Standish gnashed his teeth as he thought of her joy over her escape, for he knew well how she had secretly shrunk from him, though out of her wounded pride she had promised him her hand.
He guessed well that all was explained between her and Hawthorne now, and that they were already betrothed lovers.
If hate could have killed this pair in their exquisite happiness, then Clifford Standish would have sent a bolt of it to strike both of them dead.
In his jealous fury he raged and swore almost constantly. The little room he occupied became stifling with the fumes of wine and tobacco that he used to solace him in his terrible defeat.
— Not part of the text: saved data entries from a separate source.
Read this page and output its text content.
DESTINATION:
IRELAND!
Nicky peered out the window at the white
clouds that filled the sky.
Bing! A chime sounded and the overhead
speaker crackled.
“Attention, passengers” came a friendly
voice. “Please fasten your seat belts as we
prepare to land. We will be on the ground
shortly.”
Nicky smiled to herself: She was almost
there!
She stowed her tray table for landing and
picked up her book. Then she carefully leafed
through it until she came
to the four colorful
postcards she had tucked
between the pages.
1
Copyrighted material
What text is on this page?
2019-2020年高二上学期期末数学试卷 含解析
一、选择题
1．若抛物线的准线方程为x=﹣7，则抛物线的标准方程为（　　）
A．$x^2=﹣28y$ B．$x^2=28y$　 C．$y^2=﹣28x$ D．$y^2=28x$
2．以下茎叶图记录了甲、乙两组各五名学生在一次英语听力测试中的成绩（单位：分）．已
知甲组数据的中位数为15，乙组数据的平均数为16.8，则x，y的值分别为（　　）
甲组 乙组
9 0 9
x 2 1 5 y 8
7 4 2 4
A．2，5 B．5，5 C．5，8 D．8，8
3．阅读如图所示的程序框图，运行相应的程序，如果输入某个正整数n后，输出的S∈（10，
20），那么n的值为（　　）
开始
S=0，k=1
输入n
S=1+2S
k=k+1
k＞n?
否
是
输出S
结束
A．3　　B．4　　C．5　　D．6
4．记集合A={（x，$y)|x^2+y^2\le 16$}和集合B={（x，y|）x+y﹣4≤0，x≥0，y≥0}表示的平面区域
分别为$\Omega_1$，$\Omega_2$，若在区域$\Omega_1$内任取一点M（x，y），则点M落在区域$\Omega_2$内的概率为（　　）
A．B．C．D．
But he was careful not to drink too much. He did not wish to stupefy his brain.
He wished to keep it clear that he might plot new deviltry.
Almost any man in his place would have given up the game after being so signally worsted by fate.
Not so with Clifford Standish. The stroke of adversity only roused in him a devilish obstinacy, a determination to rule or ruin.
Hate for Harry Hawthorne, and a mad passion for Geraldine Harding, drove him on to new wickedness.
He spent a good part of the day in seclusion, laying his wicked plans, like a crafty spider weaving his web; then, disguising himself with a wig, beard, glasses, and cosmetics, dressed himself in a cheap new suit, and sallied forth to victory. No look of Clifford Standish remained except the stately walk, and even this he could change at will.
So, later on, he imposed on Geraldine and Cissy as Jem Rhodes, the trusty friend of the fireman.
But, before coming on his fatal mission, he had informed himself as to everything that was necessary to make the daring abduction he had planned an absolute success.